Murdiyarso is a principal scientist at the Center for International Forestry Research (CIFOR) and co-founder of the Sustainable Wetlands Mitigation and Adaptation Program (SWAMP), a program supported by USAID and the U.S. Forest Service that provides policy makers with science on the role tropical wetlands play in climate change. He says building the resilience of coastal mangroves and other wetland systems in parts of Southeast Asia may be the best hope for global climate change mitigation, and has projects underway in coastal wetlands around the world.

As he explained, these coastal wetland systems are severely threatened by sea level rise, development and aquaculture. In Mozambique, for example, coastal infrastructure development is threatening mangrove ecosystems that have extremely high primary production and store vast amounts of carbon. This is also true in Indonesia, where aquaculture is a severe threat to these productive mangroves and causes a loss of around 1,000 football fields of mangrove forests every year. To facilitate restoration, CIFOR has developed pantropical peatland and wetland maps, assessed the area and volume of peatlands, and measured the effect that sea level rise will have on these systems in the coming decades.
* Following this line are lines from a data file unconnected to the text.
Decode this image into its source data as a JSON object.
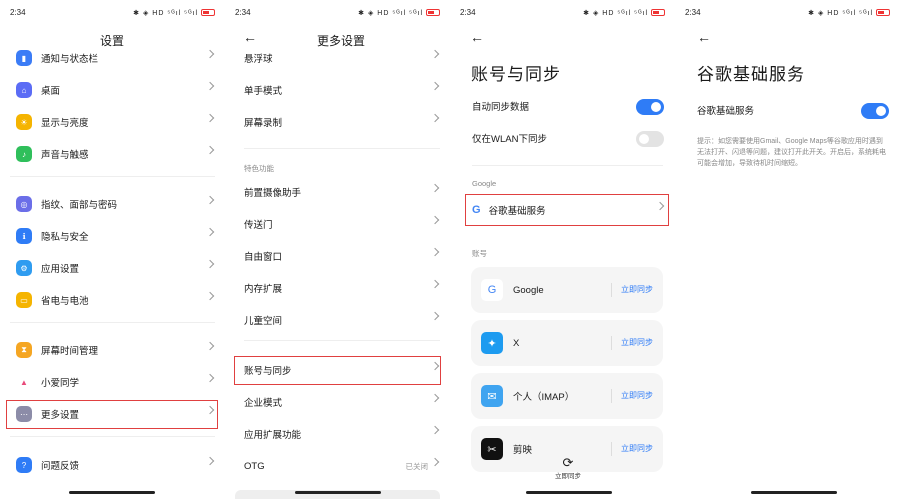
{
  "status": {
    "time": "2:34",
    "icons": "✱ ◈ HD ⁵ᴳıl ⁵ᴳıl"
  },
  "colors": {
    "accent": "#2f7cf6",
    "highlight": "#e04040"
  },
  "panel1": {
    "title": "设置",
    "items": [
      {
        "label": "通知与状态栏",
        "icon": "notification-icon",
        "color": "#3b7cf6",
        "glyph": "▮"
      },
      {
        "label": "桌面",
        "icon": "home-icon",
        "color": "#5b6cf5",
        "glyph": "⌂"
      },
      {
        "label": "显示与亮度",
        "icon": "brightness-icon",
        "color": "#f5b400",
        "glyph": "☀"
      },
      {
        "label": "声音与触感",
        "icon": "sound-icon",
        "color": "#2fbf5b",
        "glyph": "♪"
      },
      {
        "label": "指纹、面部与密码",
        "icon": "fingerprint-icon",
        "color": "#6b6ee8",
        "glyph": "◎"
      },
      {
        "label": "隐私与安全",
        "icon": "privacy-icon",
        "color": "#2f7cf6",
        "glyph": "ℹ"
      },
      {
        "label": "应用设置",
        "icon": "app-settings-icon",
        "color": "#2f9cf0",
        "glyph": "⚙"
      },
      {
        "label": "省电与电池",
        "icon": "battery-icon",
        "color": "#f5b400",
        "glyph": "▭"
      },
      {
        "label": "屏幕时间管理",
        "icon": "screen-time-icon",
        "color": "#f5a623",
        "glyph": "⧗"
      },
      {
        "label": "小爱同学",
        "icon": "assistant-icon",
        "color": "#ffffff",
        "glyph": "▲"
      },
      {
        "label": "更多设置",
        "icon": "more-settings-icon",
        "color": "#8c8ca8",
        "glyph": "⋯"
      },
      {
        "label": "问题反馈",
        "icon": "feedback-icon",
        "color": "#2f7cf6",
        "glyph": "?"
      }
    ]
  },
  "panel2": {
    "title": "更多设置",
    "section": "特色功能",
    "items": [
      {
        "label": "悬浮球",
        "value": ""
      },
      {
        "label": "单手模式",
        "value": ""
      },
      {
        "label": "屏幕录制",
        "value": ""
      },
      {
        "label": "前置摄像助手",
        "value": ""
      },
      {
        "label": "传送门",
        "value": ""
      },
      {
        "label": "自由窗口",
        "value": ""
      },
      {
        "label": "内存扩展",
        "value": ""
      },
      {
        "label": "儿童空间",
        "value": ""
      },
      {
        "label": "账号与同步",
        "value": ""
      },
      {
        "label": "企业模式",
        "value": ""
      },
      {
        "label": "应用扩展功能",
        "value": ""
      },
      {
        "label": "OTG",
        "value": "已关闭"
      }
    ]
  },
  "panel3": {
    "title": "账号与同步",
    "auto_sync": "自动同步数据",
    "wlan_sync": "仅在WLAN下同步",
    "google_section": "Google",
    "google_service": "谷歌基础服务",
    "accounts_section": "账号",
    "accounts": [
      {
        "label": "Google",
        "icon": "google-icon",
        "sync": "立即同步"
      },
      {
        "label": "X",
        "icon": "x-bird-icon",
        "sync": "立即同步"
      },
      {
        "label": "个人（IMAP）",
        "icon": "mail-icon",
        "sync": "立即同步"
      },
      {
        "label": "剪映",
        "icon": "capcut-icon",
        "sync": "立即同步"
      }
    ],
    "bottom_sync": "立即同步"
  },
  "panel4": {
    "title": "谷歌基础服务",
    "toggle_label": "谷歌基础服务",
    "hint": "提示：如您需要使用Gmail、Google Maps等谷歌应用时遇到无法打开、闪退等问题，建议打开此开关。开启后，系统耗电可能会增加，导致待机时间缩短。"
  }
}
He described landscape approaches to restoring and managing these systems that integrate science with local objectives, such as food security and ecotourism.

White, the director of the Gabonese National Parks Service and an advisor to the President of Gabon, focuses on holistic land use planning and management to build resilience, store carbon and foster Gabon’s economic development. He described the vast amounts of carbon stored in the Congo basin and the urgent need to keep it there. In Gabon they have had a great deal of success doing so thus far. Since COP 15 in 2009, they have created a National Climate Plan that integrated low carbon development principles into every sector of the economy. Due to the passage of a sustainable forestry law and creation of the national park system, he calculated that they saved 350 million tons of CO2 by arresting the degradation of ecosystems. They have carefully documented biodiversity in Gabon, mapped out species ranges, and set conservation priorities both within and outside the national parks (where 80 percent of priority species live) that accommodate local needs such as hunting and other traditional uses.
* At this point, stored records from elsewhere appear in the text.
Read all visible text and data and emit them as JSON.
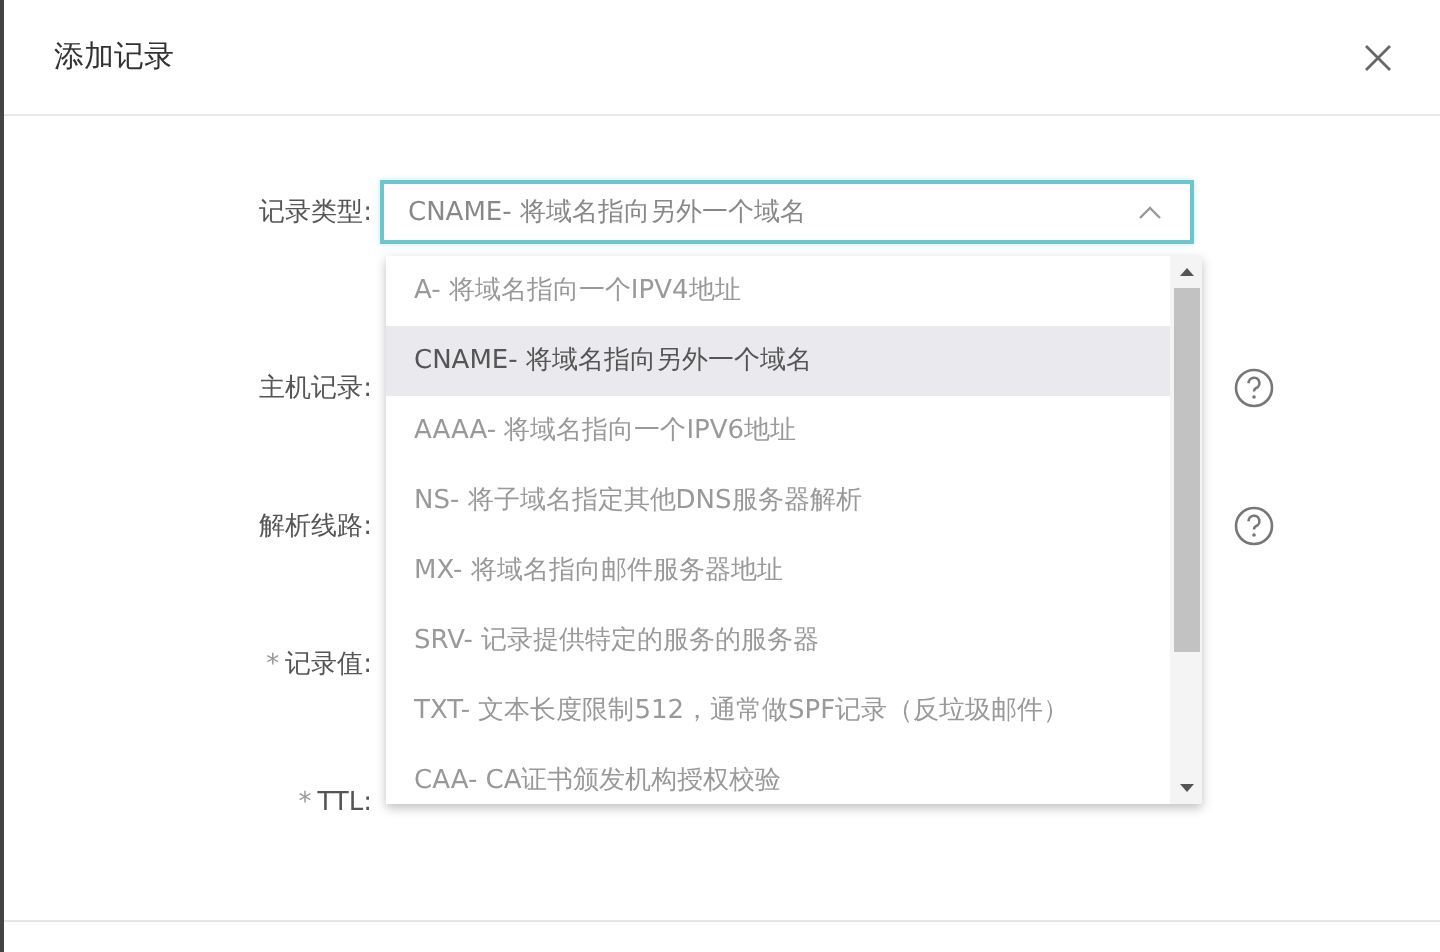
{
  "dialog": {
    "title": "添加记录"
  },
  "form": {
    "rows": [
      {
        "label": "记录类型:",
        "kind": "select",
        "value": "CNAME- 将域名指向另外一个域名",
        "expanded": true
      },
      {
        "label": "主机记录:",
        "kind": "field",
        "help": true
      },
      {
        "label": "解析线路:",
        "kind": "field",
        "help": true
      },
      {
        "label": "记录值:",
        "kind": "field",
        "required_mark": "*"
      },
      {
        "label": "TTL:",
        "kind": "field",
        "required_mark": "*"
      }
    ]
  },
  "dropdown": {
    "options": [
      {
        "text": "A- 将域名指向一个IPV4地址",
        "selected": false
      },
      {
        "text": "CNAME- 将域名指向另外一个域名",
        "selected": true
      },
      {
        "text": "AAAA- 将域名指向一个IPV6地址",
        "selected": false
      },
      {
        "text": "NS- 将子域名指定其他DNS服务器解析",
        "selected": false
      },
      {
        "text": "MX- 将域名指向邮件服务器地址",
        "selected": false
      },
      {
        "text": "SRV- 记录提供特定的服务的服务器",
        "selected": false
      },
      {
        "text": "TXT- 文本长度限制512，通常做SPF记录（反垃圾邮件）",
        "selected": false
      },
      {
        "text": "CAA- CA证书颁发机构授权校验",
        "selected": false
      }
    ]
  }
}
And in Costa Rica, Stark is helping her country remain carbon neutral through its Nationally Appropriate Mitigation Actions (NAMA) program. Costa Rica is a one of the largest producers of coffee, but its coffee cultivation practices have been threatened by climate change and other factors. To continue to make smart, environmentally friendly choices, the country has implemented “low carbon coffee” climate adaption practices, aimed at building resilience and reducing emissions of harmful gasses such as nitrous oxide and methane, while increasing the country’s coffee sector role as a carbon “sink,” or storehouse. NAMA is a whole-of-sector effort.
 
During the conference, Stark said  their analysis found that 50 percent of emissions from the coffee sector take place in the production process, while the other 50 percent comes from consumption, so to reduce emissions, they engaged the entire coffee sector, including producers, mills, exporters, roasters and consumers. Local coffee growers used “shaded coffee” methods in the field – using trees to improve resilience – while mills used clean technologies to reduce methane emissions.

To ensure success, NAMA used an extensive monitoring, reporting, and verifying process. As a result, it is saving 90,000 tons of CO2 per year, and overall they project to prevent the release of 1.8 million tons of CO2 equivalent into the atmosphere.
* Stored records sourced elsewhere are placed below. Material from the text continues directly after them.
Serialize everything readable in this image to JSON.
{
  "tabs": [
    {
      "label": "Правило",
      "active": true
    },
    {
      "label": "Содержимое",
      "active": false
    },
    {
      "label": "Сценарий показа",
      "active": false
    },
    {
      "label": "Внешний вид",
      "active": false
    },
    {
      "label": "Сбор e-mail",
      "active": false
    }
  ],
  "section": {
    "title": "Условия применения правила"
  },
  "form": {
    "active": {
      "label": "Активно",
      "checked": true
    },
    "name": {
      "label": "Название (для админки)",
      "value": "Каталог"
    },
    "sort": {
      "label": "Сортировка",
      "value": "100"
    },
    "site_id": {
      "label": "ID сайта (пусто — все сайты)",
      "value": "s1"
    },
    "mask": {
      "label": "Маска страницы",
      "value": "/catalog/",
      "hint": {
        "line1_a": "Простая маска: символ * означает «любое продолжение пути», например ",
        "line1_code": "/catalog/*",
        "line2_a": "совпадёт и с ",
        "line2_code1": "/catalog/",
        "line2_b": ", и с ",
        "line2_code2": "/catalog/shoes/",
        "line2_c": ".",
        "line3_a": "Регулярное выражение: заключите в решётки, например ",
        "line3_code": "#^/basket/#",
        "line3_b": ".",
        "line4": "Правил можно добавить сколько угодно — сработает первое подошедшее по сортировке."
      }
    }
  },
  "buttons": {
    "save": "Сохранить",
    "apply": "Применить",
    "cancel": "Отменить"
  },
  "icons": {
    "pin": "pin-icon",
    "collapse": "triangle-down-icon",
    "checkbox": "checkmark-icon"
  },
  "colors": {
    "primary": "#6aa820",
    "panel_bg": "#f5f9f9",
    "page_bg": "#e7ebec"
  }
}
Right here in the United States, we’re also taking significant, innovative steps to reduce carbon emissions from our land sectors; steps we hope will enhance the ability of our ecosystems to absorb and store carbon. In her remarks, Secretary Jewell noted the importance of measuring and understanding the carbon that is currently stored in ecosystems and how the U.S. Geological Survey has developed tools to do so. Their Land Carbon Data Tool helps land managers make informed landscape-scale decisions that improve carbon storage in ecosystems around the country.